There is hope. Prime Minister Benjamin Netanyahu has met the families and may soon announce the missing children as a fact. And only last week, two sisters were reunited – one had been adopted in the 1950s. “The families of the missing children, who now would be between 65 and 70 years old, will not give up,” says Orna.

“My view is that the state would never cover up a scandal for private people,” she adds. “Which means that with the level of secrecy we have seen, something very bad happened in Israel.”

She knows of at least one other South African family who are looking for a son.

Her mother, Riva, passed away some months ago, never knowing what happened to Ilana.
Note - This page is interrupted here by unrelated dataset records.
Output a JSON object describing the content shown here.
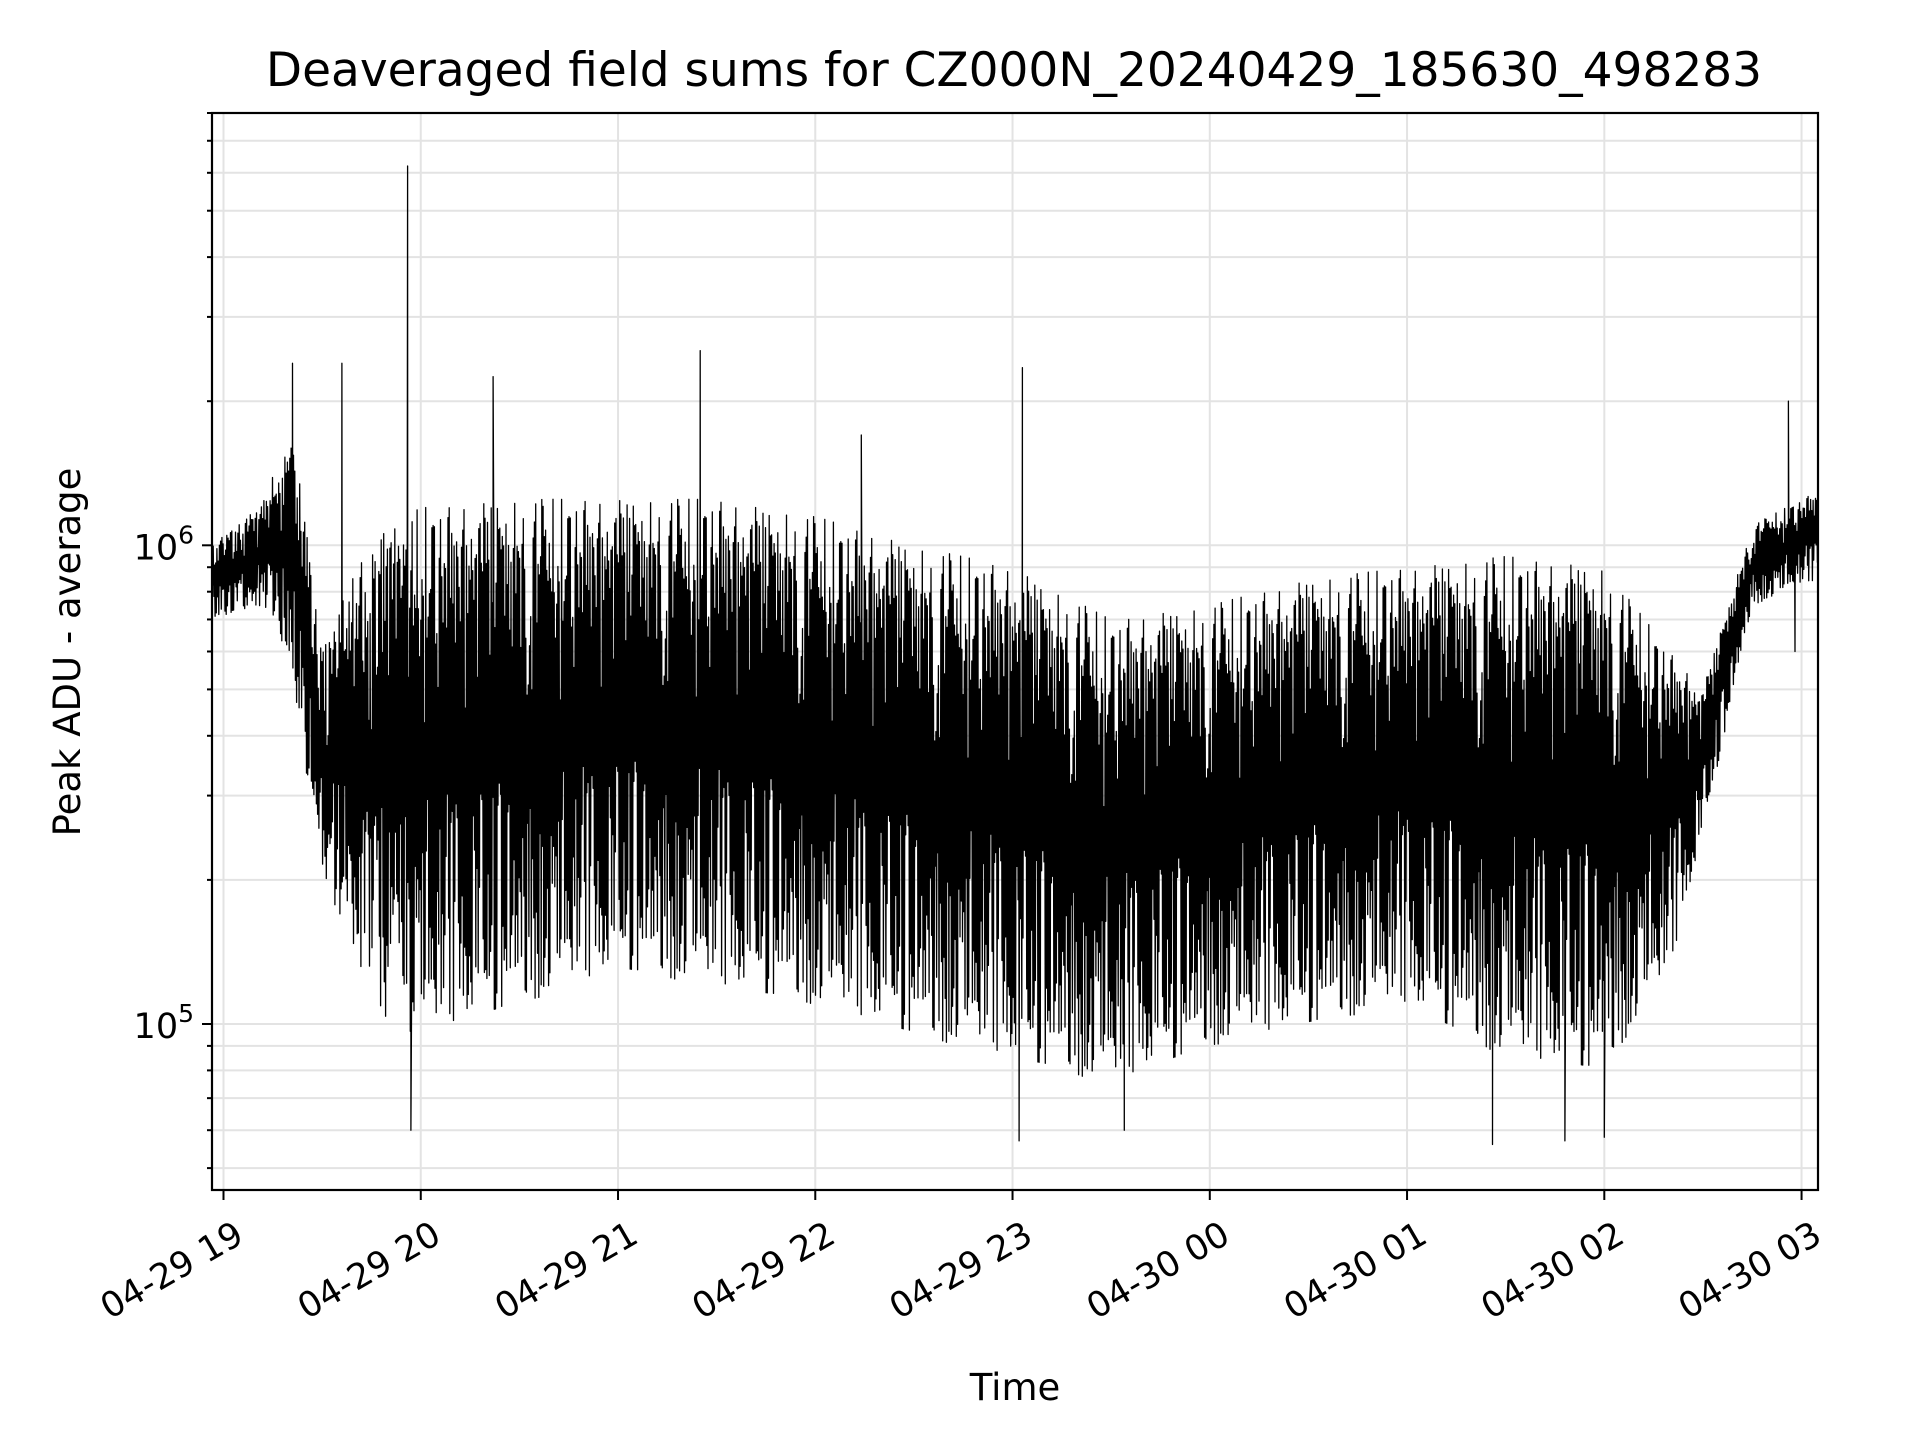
{
  "chart_data": {
    "type": "line",
    "title": "Deaveraged field sums for CZ000N_20240429_185630_498283",
    "xlabel": "Time",
    "ylabel": "Peak ADU - average",
    "y_scale": "log",
    "ylim": [
      45000,
      8000000
    ],
    "xlim": [
      "2024-04-29 18:56:30",
      "2024-04-30 03:05:00"
    ],
    "grid": true,
    "x_ticks": [
      {
        "t": "2024-04-29 19:00",
        "label": "04-29 19"
      },
      {
        "t": "2024-04-29 20:00",
        "label": "04-29 20"
      },
      {
        "t": "2024-04-29 21:00",
        "label": "04-29 21"
      },
      {
        "t": "2024-04-29 22:00",
        "label": "04-29 22"
      },
      {
        "t": "2024-04-29 23:00",
        "label": "04-29 23"
      },
      {
        "t": "2024-04-30 00:00",
        "label": "04-30 00"
      },
      {
        "t": "2024-04-30 01:00",
        "label": "04-30 01"
      },
      {
        "t": "2024-04-30 02:00",
        "label": "04-30 02"
      },
      {
        "t": "2024-04-30 03:00",
        "label": "04-30 03"
      }
    ],
    "y_major_ticks": [
      {
        "value": 100000,
        "base": "10",
        "exp": "5"
      },
      {
        "value": 1000000,
        "base": "10",
        "exp": "6"
      }
    ],
    "series": [
      {
        "color": "#000000",
        "envelope": [
          {
            "t": "2024-04-29 18:56",
            "low": 700000,
            "high": 1000000
          },
          {
            "t": "2024-04-29 19:10",
            "low": 750000,
            "high": 1200000
          },
          {
            "t": "2024-04-29 19:20",
            "low": 600000,
            "high": 1700000
          },
          {
            "t": "2024-04-29 19:24",
            "low": 380000,
            "high": 1300000
          },
          {
            "t": "2024-04-29 19:30",
            "low": 200000,
            "high": 600000
          },
          {
            "t": "2024-04-29 19:40",
            "low": 140000,
            "high": 900000
          },
          {
            "t": "2024-04-29 19:50",
            "low": 100000,
            "high": 1100000
          },
          {
            "t": "2024-04-29 20:00",
            "low": 95000,
            "high": 1200000
          },
          {
            "t": "2024-04-29 20:30",
            "low": 110000,
            "high": 1250000
          },
          {
            "t": "2024-04-29 21:00",
            "low": 130000,
            "high": 1250000
          },
          {
            "t": "2024-04-29 21:30",
            "low": 120000,
            "high": 1250000
          },
          {
            "t": "2024-04-29 22:00",
            "low": 110000,
            "high": 1150000
          },
          {
            "t": "2024-04-29 22:30",
            "low": 95000,
            "high": 1000000
          },
          {
            "t": "2024-04-29 23:00",
            "low": 85000,
            "high": 900000
          },
          {
            "t": "2024-04-29 23:30",
            "low": 75000,
            "high": 700000
          },
          {
            "t": "2024-04-30 00:00",
            "low": 90000,
            "high": 750000
          },
          {
            "t": "2024-04-30 00:30",
            "low": 100000,
            "high": 850000
          },
          {
            "t": "2024-04-30 01:00",
            "low": 110000,
            "high": 900000
          },
          {
            "t": "2024-04-30 01:30",
            "low": 85000,
            "high": 950000
          },
          {
            "t": "2024-04-30 02:00",
            "low": 80000,
            "high": 900000
          },
          {
            "t": "2024-04-30 02:20",
            "low": 130000,
            "high": 600000
          },
          {
            "t": "2024-04-30 02:30",
            "low": 250000,
            "high": 500000
          },
          {
            "t": "2024-04-30 02:45",
            "low": 750000,
            "high": 1100000
          },
          {
            "t": "2024-04-30 03:05",
            "low": 850000,
            "high": 1300000
          }
        ],
        "spikes": [
          {
            "t": "2024-04-29 19:21",
            "value": 2400000
          },
          {
            "t": "2024-04-29 19:36",
            "value": 2400000
          },
          {
            "t": "2024-04-29 19:56",
            "value": 6200000
          },
          {
            "t": "2024-04-29 19:57",
            "value": 60000
          },
          {
            "t": "2024-04-29 20:22",
            "value": 2250000
          },
          {
            "t": "2024-04-29 21:25",
            "value": 2550000
          },
          {
            "t": "2024-04-29 22:14",
            "value": 1700000
          },
          {
            "t": "2024-04-29 23:03",
            "value": 2350000
          },
          {
            "t": "2024-04-29 23:02",
            "value": 57000
          },
          {
            "t": "2024-04-29 23:34",
            "value": 60000
          },
          {
            "t": "2024-04-30 01:26",
            "value": 56000
          },
          {
            "t": "2024-04-30 01:48",
            "value": 57000
          },
          {
            "t": "2024-04-30 02:00",
            "value": 58000
          },
          {
            "t": "2024-04-30 02:56",
            "value": 2000000
          },
          {
            "t": "2024-04-30 02:58",
            "value": 600000
          }
        ]
      }
    ]
  }
}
Basil, who is now 90, says it gets harder, not easier, as he now wonders more often about his lost daughter, and wishes he had questioned what happened at the time.

Orna’s message to the South African Jewish community and the whole diaspora is this: “Wake up and say: ‘Something bad happened.’ Let’s find out what it was and end this. If you adopted kids from Israel, check it out. You don’t have to be family or friends with these families who lost their children, but you need to help us find closure.”

1 Comment

  1. anne Lapedus Brest

    November 6, 2023 at 8:16 pm

    This is not what I would have expected from Israel. horrific. to have had children abducted must be a living nightmare. In Ireland this happened at the Magdalena Laundries, a nuns’ convent where young unmarried pregnant girls went to have their babies in the fifties . They were told they needed to work in the laundries for their keep and their babies would be looked after and fed . However, the babies were either murdered or given out for adoption to wealthy Americans. There was a film about this called ‘The Magdalena Laundries’ and it was all in the movie. When the land was being excavated hundred of graves of newborns were discovered. shocking story, all true. Anne Lapedus Brest.